While Harim Group remained mum on the matter, its interest in Woori Financial Group is believed to be aimed at obtaining steady dividends as the U.S. Federal Reserve and central banks in other countries are set to increase their key interest rates, which is a plus factor in terms of strengthening the bottom lines of banks.
Additionally, stock market analysts say Woori Financial Group's stock is undervalued.
Harim started as a small chicken farm, rising to become a major business conglomerate via sizable acquisitions.

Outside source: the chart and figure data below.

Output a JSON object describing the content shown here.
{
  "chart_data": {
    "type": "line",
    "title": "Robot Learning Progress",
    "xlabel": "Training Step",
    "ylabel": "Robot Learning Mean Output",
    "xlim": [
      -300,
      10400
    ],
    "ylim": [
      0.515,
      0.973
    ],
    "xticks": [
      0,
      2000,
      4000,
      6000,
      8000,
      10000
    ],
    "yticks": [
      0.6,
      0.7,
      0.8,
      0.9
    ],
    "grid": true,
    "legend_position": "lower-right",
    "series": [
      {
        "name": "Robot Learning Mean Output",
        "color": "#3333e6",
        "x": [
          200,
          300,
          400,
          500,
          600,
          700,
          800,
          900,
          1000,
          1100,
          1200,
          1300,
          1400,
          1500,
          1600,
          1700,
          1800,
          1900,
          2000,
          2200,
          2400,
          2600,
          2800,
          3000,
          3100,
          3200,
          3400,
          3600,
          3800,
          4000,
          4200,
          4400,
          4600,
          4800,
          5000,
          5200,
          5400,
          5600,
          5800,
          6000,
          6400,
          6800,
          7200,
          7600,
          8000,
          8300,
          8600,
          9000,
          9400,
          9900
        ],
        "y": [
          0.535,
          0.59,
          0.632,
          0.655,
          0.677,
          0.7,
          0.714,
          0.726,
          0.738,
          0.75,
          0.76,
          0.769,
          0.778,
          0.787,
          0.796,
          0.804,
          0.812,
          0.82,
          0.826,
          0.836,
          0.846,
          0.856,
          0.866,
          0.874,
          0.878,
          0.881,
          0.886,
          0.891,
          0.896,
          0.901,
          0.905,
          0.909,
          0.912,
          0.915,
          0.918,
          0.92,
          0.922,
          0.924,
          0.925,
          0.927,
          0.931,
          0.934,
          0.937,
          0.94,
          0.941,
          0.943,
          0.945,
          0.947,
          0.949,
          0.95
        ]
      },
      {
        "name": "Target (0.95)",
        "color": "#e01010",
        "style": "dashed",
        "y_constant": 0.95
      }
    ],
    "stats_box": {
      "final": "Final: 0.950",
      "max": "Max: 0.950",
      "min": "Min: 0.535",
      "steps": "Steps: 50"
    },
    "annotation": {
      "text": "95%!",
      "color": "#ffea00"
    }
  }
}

Its cash-cow affiliate Pan Ocean attempted to acquire the country's low-cost carrier Eastar Jet earlier this year.
"The banking sector is anticipated to boost profits from the increased interest rate and Woori Financial Group will not be an exception," an analyst said. "The more they buy Woori Financial Group shares, the higher the chances of potential returns."
The sources said the shipping company is among 18 interested parties, including private equity funds (PEFs) and overseas investors that applied to acquire the stake in Woori Financial Group.

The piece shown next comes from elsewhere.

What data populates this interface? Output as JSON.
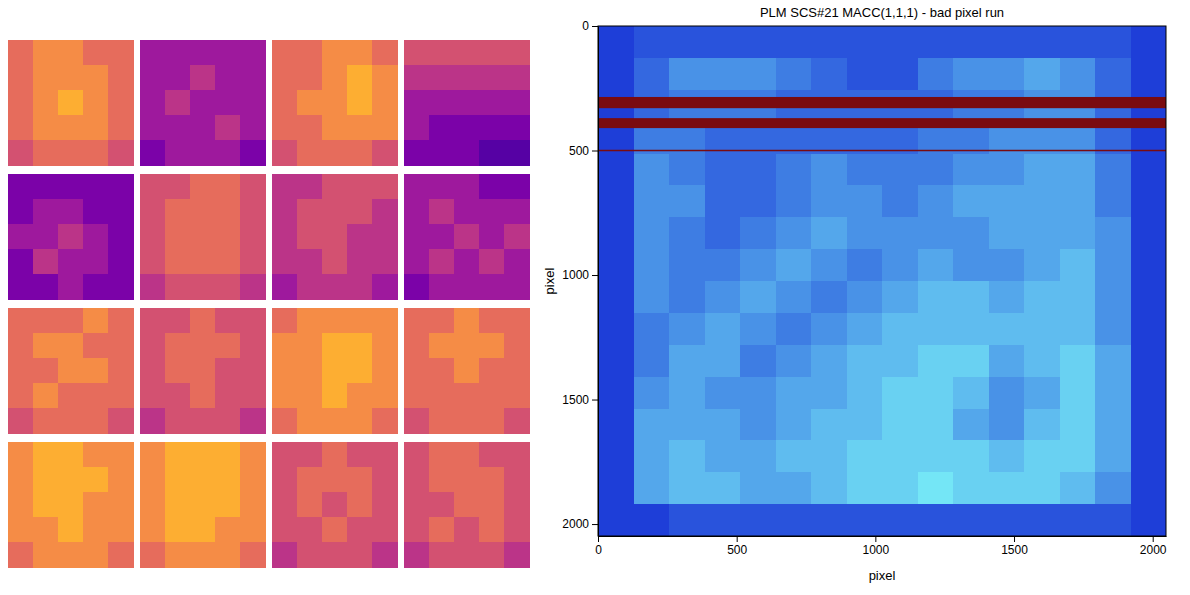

|The main entrance of state-run Korea Deposit Insurance Corp. / Korea Times file|
The planned sell-off is being carried out by Korea Deposit Insurance Corp. (KDIC), a state-run institution and the largest shareholder of the banking group, under the approval of the Public Fund Oversight Committee.
The committee, comprised of private- and public-sector representatives, is tasked with outlining the guidelines for the corporate restructuring of financial institutions funded by taxpayers' money and retrieving the capital at an optimal time.
KDIC wants to liquidate a maximum 10 percent of the 15.13 percent stake it owns in Woori.
The sell-off is seen as a lucrative opportunity for investors, as KDIC wants to fully privatize the banking group by next year.
If realized, Woori Financial Group will be completely free of government ownership for the first time in 23 years, after it was created in 2001 by combining a number of Korean banks that had become insolvent during the 1997-98 financial crisis.
Back then, the government injected 12.7 trillion won ($10.6 billion) into the ailing lenders.
The KDIC did not reveal more about the 18 applicants, citing privacy reasons.
When asked about the benefits the successful applicant could expect, a KDIC official said, "a much-anticipated surge in Woori Financial Group stock prices."
"The sell-off of its 10 percent stake means KDIC will lose its rights as a non-executive director and this is expected to result in a rise in the stock price," the official said on condition of anonymity.
The official noted that the government retrieved 89.6 percent of the state capital injected into the banking group, including a two percent stake that was sold in April through block sales and open bidding.
The KDIC also plans to liquidate the last remaining 5.13 percent stake at "the nearest possible date."
Whoever purchases the entire 10 percent stake in Woori Financial Group will emerge as its biggest shareholder, ahead of the National Pension Service with 9.8 percent.